Schafer sees a lasting impact this assignment leaves on some students

“They see a personal impact or career impact,” said Schafer. Tori Kane participated in giving meals to veterans. After speaking with them, Kane decided she wanted to go into the military.

“I think it’s important to show that we aren’t selfish and only take care of what we benefit from,” said PSC student Cassidy Aldridge, when talking about giving back to her community. Aldridge works at her local YMCA as a front desk staff, child care staff and as a managing assistant. Aldridge found herself staying past her shift, helping the maintenance staff clean. “I noticed how hard the maintenance staff’s job was, so I decided to help out.” Aldridge was offered a higher-level position as a party handler in result of her extra volunteer work. Aldridge expressed that volunteering made her helpful and led to more opportunities at her job.

Not only does this assignment help students to develop communication and interpersonal skills, it also reflects two more of Orlikoff’s core values. Schafer says that accountability and appreciation are also very important here. By volunteering students are showing accountability “by showing up and going through with what they said they would do,” said Schafer. “Appreciation is realized when a student discovers they have a role and a voice on their campus and in their community,” expressed Schafer. WVUe isn’t the only way students are getting involved, however.

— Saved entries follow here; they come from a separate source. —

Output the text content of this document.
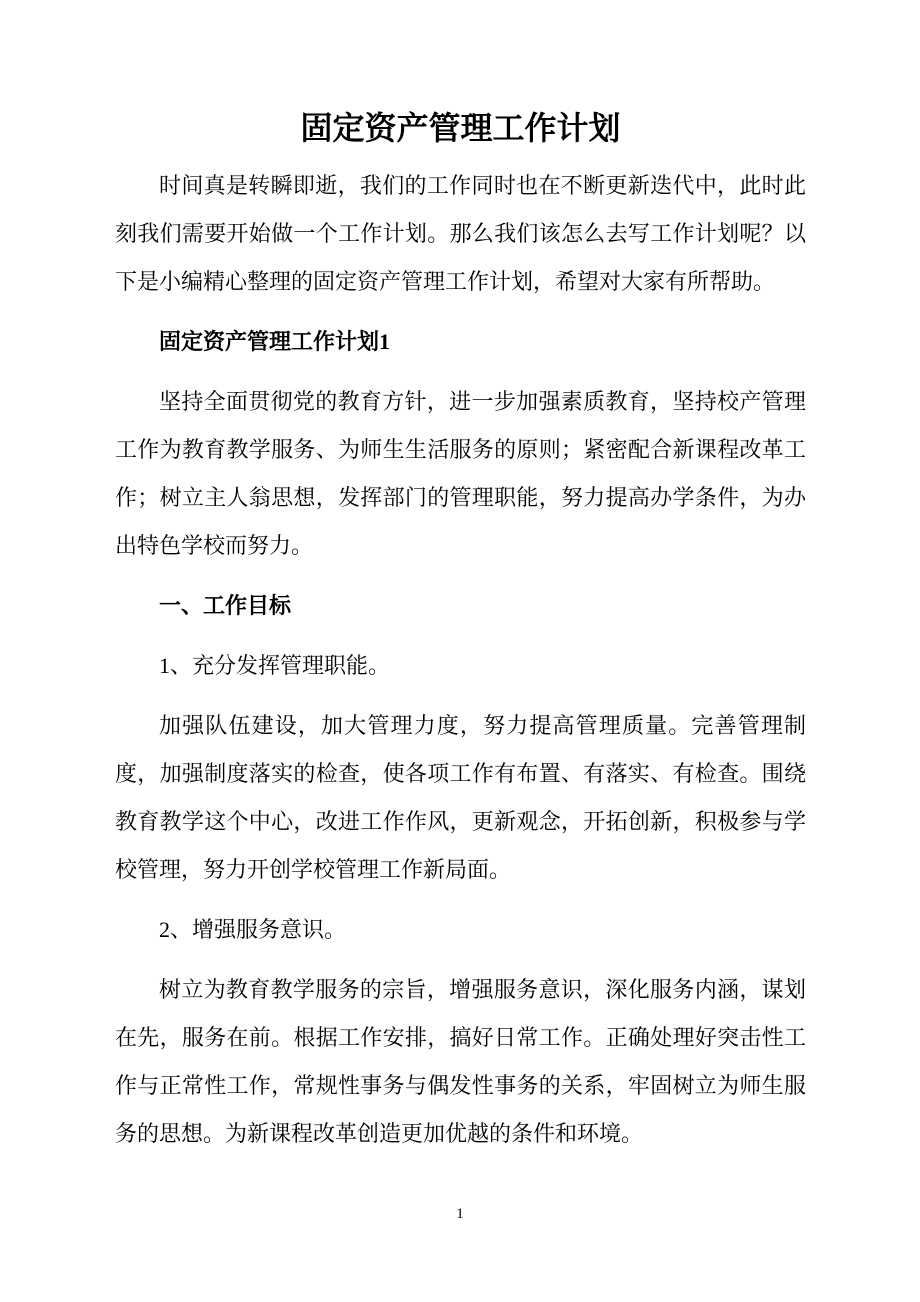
固定资产管理工作计划

时间真是转瞬即逝，我们的工作同时也在不断更新迭代中，此时此刻我们需要开始做一个工作计划。那么我们该怎么去写工作计划呢？以下是小编精心整理的固定资产管理工作计划，希望对大家有所帮助。

固定资产管理工作计划1

坚持全面贯彻党的教育方针，进一步加强素质教育，坚持校产管理工作为教育教学服务、为师生生活服务的原则；紧密配合新课程改革工作；树立主人翁思想，发挥部门的管理职能，努力提高办学条件，为办出特色学校而努力。

一、工作目标

1、充分发挥管理职能。

加强队伍建设，加大管理力度，努力提高管理质量。完善管理制度，加强制度落实的检查，使各项工作有布置、有落实、有检查。围绕教育教学这个中心，改进工作作风，更新观念，开拓创新，积极参与学校管理，努力开创学校管理工作新局面。

2、增强服务意识。

树立为教育教学服务的宗旨，增强服务意识，深化服务内涵，谋划在先，服务在前。根据工作安排，搞好日常工作。正确处理好突击性工作与正常性工作，常规性事务与偶发性事务的关系，牢固树立为师生服务的思想。为新课程改革创造更加优越的条件和环境。

1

PSC Clubs host events that give students opportunities to fundraise or participate in the community.

This year The Intro to Event Logistics class hosted a toy drive Nov. 15th and 16th. During this event, gifts were collected and distributed through the local schools to students/families in need. “I think it is important for students to get involved in the community because it makes a difference in the lives of others,” said event coordinator Amy Weaver. “The realization that you have impacted someone’s life is a huge reward.”

During the month of October, PSC students and Morgantown campus students joined together to complete projects in various Mineral County areas. These projects included painting at the Mineral County Family Resources site as well as cutting grass, power washing sidewalks and cleaning the parking lots at the Mineral County Health Department. Students also worked on similar projects in the city of Piedmont.

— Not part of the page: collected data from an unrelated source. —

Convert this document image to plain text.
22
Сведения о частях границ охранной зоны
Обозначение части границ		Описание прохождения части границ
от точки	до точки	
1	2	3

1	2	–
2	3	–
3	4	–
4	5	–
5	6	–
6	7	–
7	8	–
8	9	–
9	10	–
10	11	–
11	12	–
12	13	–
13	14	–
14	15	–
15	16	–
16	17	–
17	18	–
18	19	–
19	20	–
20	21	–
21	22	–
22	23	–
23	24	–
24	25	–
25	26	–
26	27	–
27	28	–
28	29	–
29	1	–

PSC clubs are also active in the community. Catamounts Against Cancer has hosted Relay for Life events in the past. Catamounts Against Cancer raised over $1,000 dollars at a mini Relay for Life in October of 2016. This money was then donated to American Cancer Society and the Mineral County Relay for Life. The Student Government also participated in donating their time to paint a house in the community and placed American flags on the quad in honor of veterans for Veteran’s Day.

  “Our campus is an integral part of this community, and by giving back we are showing the community around us that we care,” said Weaver.

PSC’s 5 Core Values

 Jennifer-Orlikoff-PSC.jpg In a soon-to-be released video, Campus President Dr. Jennifer Orlikoff describes five core values for a successful campus community.

1. Service

  Orlikoff shares the importance of being service oriented. She expressed that “we create a welcoming campus community” with an above and beyond attitude to help others.

 2. Curiosity

  Curiosity encourages one to ask questions and to seek new knowledge. It also embraces problem-solving and critical thinking. “Curiosity is my favorite core value.” 

 3. Respect

   “We respect each other. We respect each other’s ideas and opinions. We respect each other’s background and cultural heritage. With respect, we have a united and inclusive campus.”

 4. Accountability

  This core value stresses the need for responsibility. “Probably the most difficult one, but it is so important to the smooth functioning of the campus.”

 5. Appreciation

  Appreciation is important to embrace and encourage. “With appreciation, we find joy in each other, we celebrate each other’s accomplishments, and we recognize the value that everyone brings to this campus.”